Belgrade and Pristina may have brokered a “partial solution” regarding IDs. According to the sources The Pavlovic Today spoke to, Serbian President Aleksandar Vucic may talk more about this at his press conference on Saturday, in Belgrade.
A “partial solution” on IDs, sources explain, may reduce the existing tensions for a few weeks but is still far from the solution everyone hopes for. On Friday, speaking to The Pavlovic Today, Richard Grenell came forward with a specific idea for how the Biden White House can move the needle in brokering the deal between Belgrade and Pristina.
“If recognizing license plates is too hard now, then demand recognition of IDs to start,” Grenell shared his advice for President Biden.
“Kurti, without any doubt, will move forward with the pre-registration of the license plates on September 1, 2022, but if he does not place the ban on the ‘KM’ license plates until October, there is a 60 days window for a license plates solution to be found,” a source familiar with PM Kurti’s thinking told The Pavlovic Today.
If a solution for IDs, at least a partial one, is brought forth before September 1, 2022, then “that same model can be applied to the license plates” according to the source with direct knowledge of Serbia-Kosovo negotiations.
The possibility of this partial solution represents a major change in the tenor of Serbia-Kosovo negotiations. The most recent talks between Belgarde and Pristina saw an apparently inescapable deadlock develop and hope for mutually acceptable solutions wane. Now, however, according to our sources, a cautious optimism prevails among those involved in the Serbia-Kosovo talks–yet, for both parties, a real, solid step in the right direction still feels like a step too far.
The partial solution, which is expected to be announced as early as tomorrow, would only be a stopgap, and do nothing to solve the underlying issues driving the fractious situation. Our sources say it will only “delay the looming crisis” until October.
Sources in Brussels who also agreed to talk to The Pavlovic Today said that there is a “big international pressure” to “delay the crisis” for a month or two.
Those with direct knowledge of the state of the play in Serbia-Kosovo talks revealed to The Pavlovic Today that the next round of direct, high-level talks between PM Kurti and Serbian President Vucic “won’t happen anytime soon.”
THE PAVLOVIC TODAY SPECIAL COVERAGE: SERBIA-KOSOVO TALKS
Even if it could make the difference, the US appear reluctant to step in and intervene. A source in DC said that this is because “the US does not want any confrontation with the Germans,” adding that Escobar was sent to Belgarde and Pristina to “put out an immediate fire” as “no one wants to deal” with a flare up in the Balkans while there is a hot war ongoing in Ukraine, and a general climate of geopolitical tension.

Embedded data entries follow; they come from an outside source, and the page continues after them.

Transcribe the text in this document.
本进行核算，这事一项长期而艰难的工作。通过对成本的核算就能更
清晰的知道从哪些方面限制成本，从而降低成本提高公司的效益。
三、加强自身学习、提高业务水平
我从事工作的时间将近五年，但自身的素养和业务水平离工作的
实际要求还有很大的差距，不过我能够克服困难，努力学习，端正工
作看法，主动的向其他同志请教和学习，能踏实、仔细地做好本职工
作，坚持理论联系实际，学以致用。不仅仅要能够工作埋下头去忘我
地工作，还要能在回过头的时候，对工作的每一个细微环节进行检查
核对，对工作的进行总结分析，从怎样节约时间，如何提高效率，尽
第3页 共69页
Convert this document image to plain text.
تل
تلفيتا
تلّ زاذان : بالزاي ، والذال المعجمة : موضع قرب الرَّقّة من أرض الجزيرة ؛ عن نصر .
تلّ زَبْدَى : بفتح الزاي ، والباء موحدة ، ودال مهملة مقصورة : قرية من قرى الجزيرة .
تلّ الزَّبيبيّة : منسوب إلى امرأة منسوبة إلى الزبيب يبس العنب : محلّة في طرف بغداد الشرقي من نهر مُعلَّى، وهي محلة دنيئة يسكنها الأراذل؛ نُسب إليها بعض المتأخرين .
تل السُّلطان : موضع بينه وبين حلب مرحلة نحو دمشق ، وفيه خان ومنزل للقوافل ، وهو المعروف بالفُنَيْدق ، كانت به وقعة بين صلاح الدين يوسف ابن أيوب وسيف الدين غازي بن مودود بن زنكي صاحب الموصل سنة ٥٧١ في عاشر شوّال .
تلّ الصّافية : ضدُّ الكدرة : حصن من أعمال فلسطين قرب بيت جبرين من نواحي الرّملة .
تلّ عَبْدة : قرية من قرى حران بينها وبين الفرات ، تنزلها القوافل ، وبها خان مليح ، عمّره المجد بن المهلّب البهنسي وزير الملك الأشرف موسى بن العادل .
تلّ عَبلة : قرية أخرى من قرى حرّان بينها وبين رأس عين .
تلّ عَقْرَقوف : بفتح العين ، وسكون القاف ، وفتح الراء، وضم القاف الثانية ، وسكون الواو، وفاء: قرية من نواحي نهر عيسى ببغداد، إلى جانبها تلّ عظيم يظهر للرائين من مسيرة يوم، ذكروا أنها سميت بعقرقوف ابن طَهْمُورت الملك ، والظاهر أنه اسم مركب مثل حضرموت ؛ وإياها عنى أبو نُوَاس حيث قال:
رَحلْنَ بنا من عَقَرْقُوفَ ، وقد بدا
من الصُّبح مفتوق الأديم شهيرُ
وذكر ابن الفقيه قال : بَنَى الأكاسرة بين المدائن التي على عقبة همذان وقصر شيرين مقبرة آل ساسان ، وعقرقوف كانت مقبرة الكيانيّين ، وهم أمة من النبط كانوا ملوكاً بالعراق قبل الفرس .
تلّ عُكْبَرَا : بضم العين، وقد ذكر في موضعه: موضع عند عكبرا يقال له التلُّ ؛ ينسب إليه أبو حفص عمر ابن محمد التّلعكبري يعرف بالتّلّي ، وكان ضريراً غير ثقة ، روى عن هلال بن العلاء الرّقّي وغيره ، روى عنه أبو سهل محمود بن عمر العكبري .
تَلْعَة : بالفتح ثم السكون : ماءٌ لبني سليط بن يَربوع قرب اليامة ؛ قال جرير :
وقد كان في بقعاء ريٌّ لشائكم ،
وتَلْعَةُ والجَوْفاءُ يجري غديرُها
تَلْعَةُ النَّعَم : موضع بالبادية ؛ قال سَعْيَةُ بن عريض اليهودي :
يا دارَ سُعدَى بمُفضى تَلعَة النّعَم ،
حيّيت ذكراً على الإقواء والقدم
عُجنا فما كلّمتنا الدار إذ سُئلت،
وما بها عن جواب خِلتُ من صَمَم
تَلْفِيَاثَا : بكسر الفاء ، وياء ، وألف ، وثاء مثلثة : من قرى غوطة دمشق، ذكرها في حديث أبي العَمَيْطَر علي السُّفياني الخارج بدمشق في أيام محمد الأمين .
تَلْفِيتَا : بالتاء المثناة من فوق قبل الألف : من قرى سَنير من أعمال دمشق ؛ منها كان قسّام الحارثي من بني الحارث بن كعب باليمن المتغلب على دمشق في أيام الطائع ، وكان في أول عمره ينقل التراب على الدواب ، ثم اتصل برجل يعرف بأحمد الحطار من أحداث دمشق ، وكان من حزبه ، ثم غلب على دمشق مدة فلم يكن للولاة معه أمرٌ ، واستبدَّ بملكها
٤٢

But our sources from the delegations were emphatic that strong US involvement is what is needed, and further, that despite their official reserve, the US State Department is following the situation very closely. One source from one of the delegations told us the State Department is “intimately aware and knows that the US direct involvement is needed and indispensable.”
Another source was even more direct. “There won’t be any comprehensive solution regarding Kosovo without an active US engagement at the highest level of the US government,” they told The Pavlovic Today.
Serbia-Kosovo Talks: The gap in understanding
Reacting to Deputy Assistant Secretary Gabriel Escobar‘s comment, made in Belgrade to local Serbian media N1, that Serbs have to “move away from the narrative that Kosovo is Serbia,” a source who agreed to speak to The Pavlovic Today on condition of anonymity said that Escobar’s statement “illustrates the gap in understanding on Kosovo’s status between the Serbian and the US administration.”
This gap regarding, our source added, also exists between the US and the UN, of which “Serbia is a member, including the Kosovo territory, under the UN Resolution 1244.” The United States formally recognized Kosovo as an independent country on February 18, 2008 but Kosovo has thus far not achieved full member status at the United Nations.
The source said that Serbia is only “respecting the territorial integrity of its own country” and emphasized that Serbia has respected “the territorial integrity of every other county in every other instance in global affairs.”
The statement Escobar made in Belgrade, the Serbian minority in Kosovo found “hurtful” “inconsiderate” and “cruel” given that they feel a deep historical and cultural connection to Kosovo and the fact “there is no international consensus that Kosovo is independent of Serbia.”
For those Serbs, their cultural identity with Kosovo is “not a narrative” as Escobar claims, “but a historical fact.”